Here’s the part that really got me: Claude found a Use After Free vulnerability in Firefox’s JavaScript engine within the first 20 minutes of scanning. Twenty minutes. The kind of memory safety bug that human security researchers might spend weeks chasing down. Anthropic’s Frontier Red Team then went on to scan close to 6,000 C++ files and submitted [112 independent bug reports](https://www.anthropic.com/news/mozilla-firefox-security) to Mozilla over the two-week engagement. Beyond the 22 security-sensitive issues, they also surfaced 90 additional bugs that Mozilla has mostly patched by now.
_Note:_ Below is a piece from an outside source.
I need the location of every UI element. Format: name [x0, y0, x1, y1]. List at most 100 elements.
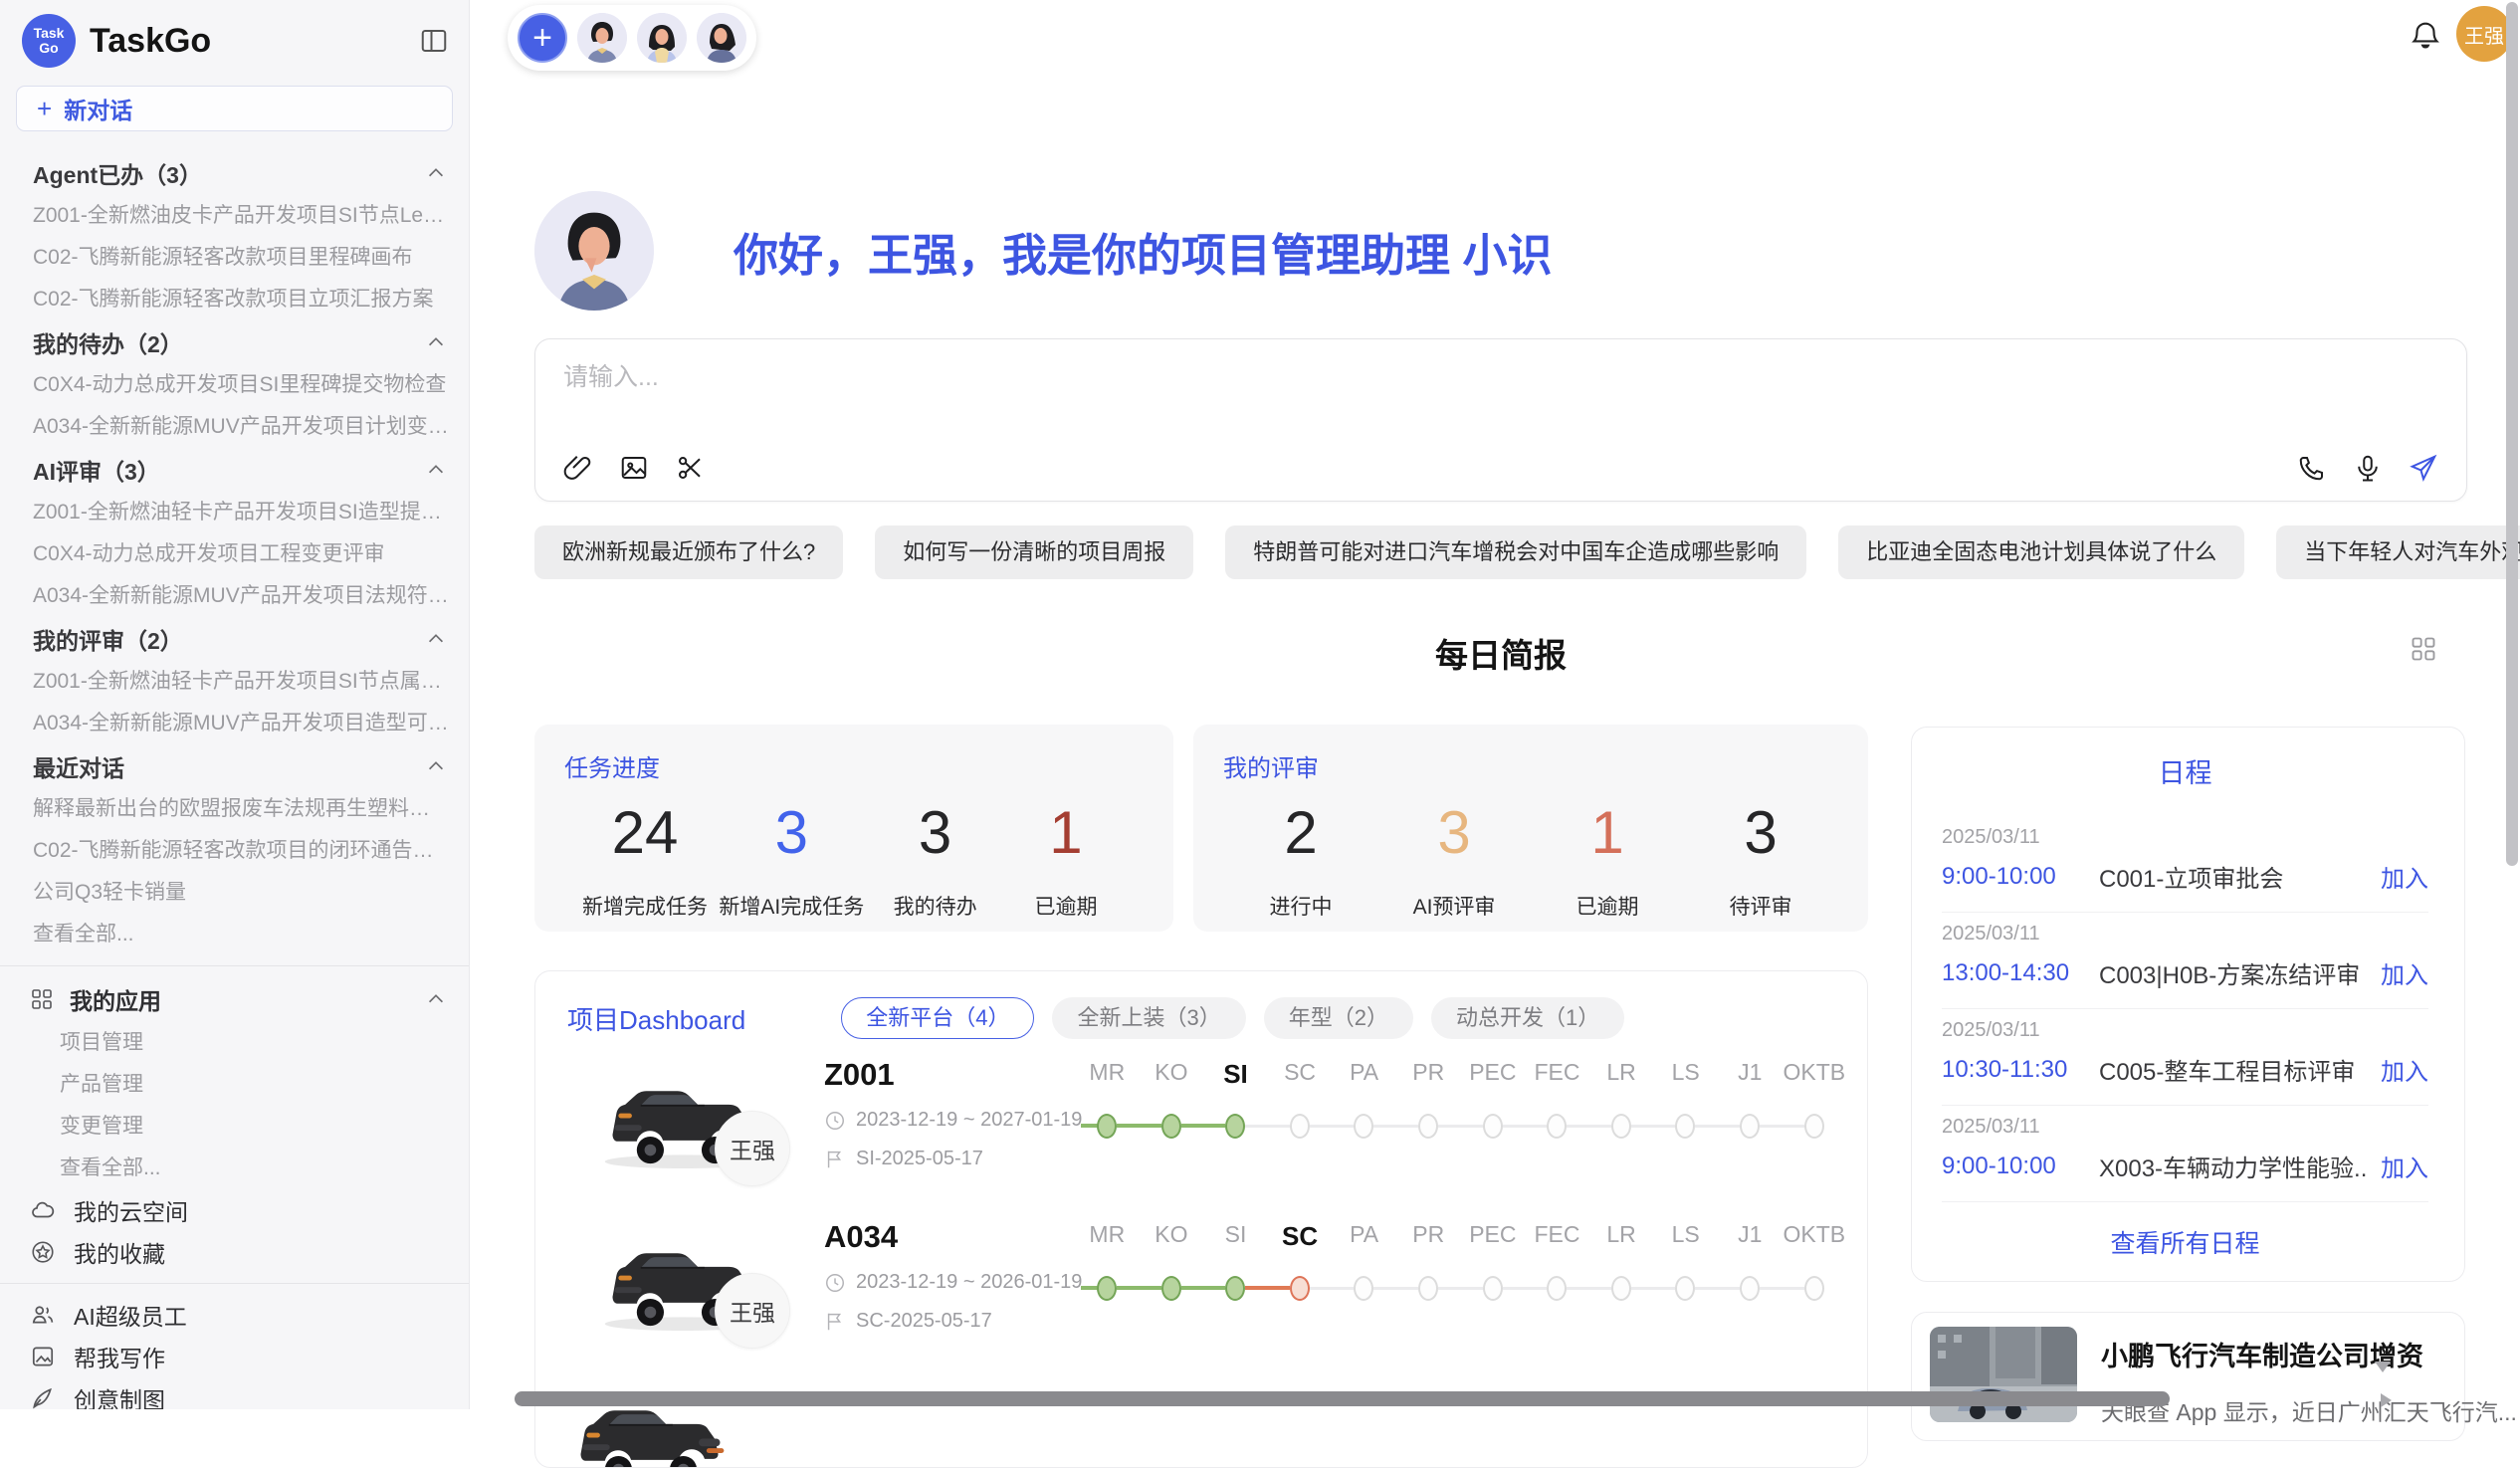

What makes this especially interesting is how the collaboration worked. Anthropic didn’t just dump a list of potential issues — they provided minimal test cases for each bug, letting Mozilla’s security team quickly verify and reproduce the findings. According to [Axios](https://www.axios.com/2026/03/06/anthropic-mozilla-claude-opus-bug-hunting), Logan Graham from Anthropic’s Frontier Red Team noted that Claude proved far better at finding bugs than exploiting them. The model did manage to write two working exploits for a test version of the browser, but Firefox’s layered defense mechanisms would have stopped them in production. One of those exploits targeted CVE-2026-2796, a JIT miscompilation in the WebAssembly component — Anthropic even published a [detailed reverse engineering writeup](https://red.anthropic.com/2026/exploit/) on that one.

All fixes shipped in Firefox 148 back on February 24th. The [Hacker News thread](https://news.ycombinator.com/item?id=47273854) blew up with 289 points and 95 comments, and for good reason — the security community is genuinely reckoning with what it means when an AI model can outpace traditional bug-hunting efforts at this scale. Coverage also landed on Axios, the Anthropic Blog, and Tildes within the same day.

Whether you’re excited or slightly unnerved by this, it’s hard to deny the results. Two weeks, nearly 6,000 files, 22 CVEs. The era of AI-powered security auditing isn’t theoretical anymore — Mozilla just showed us what responsible adoption looks like in practice.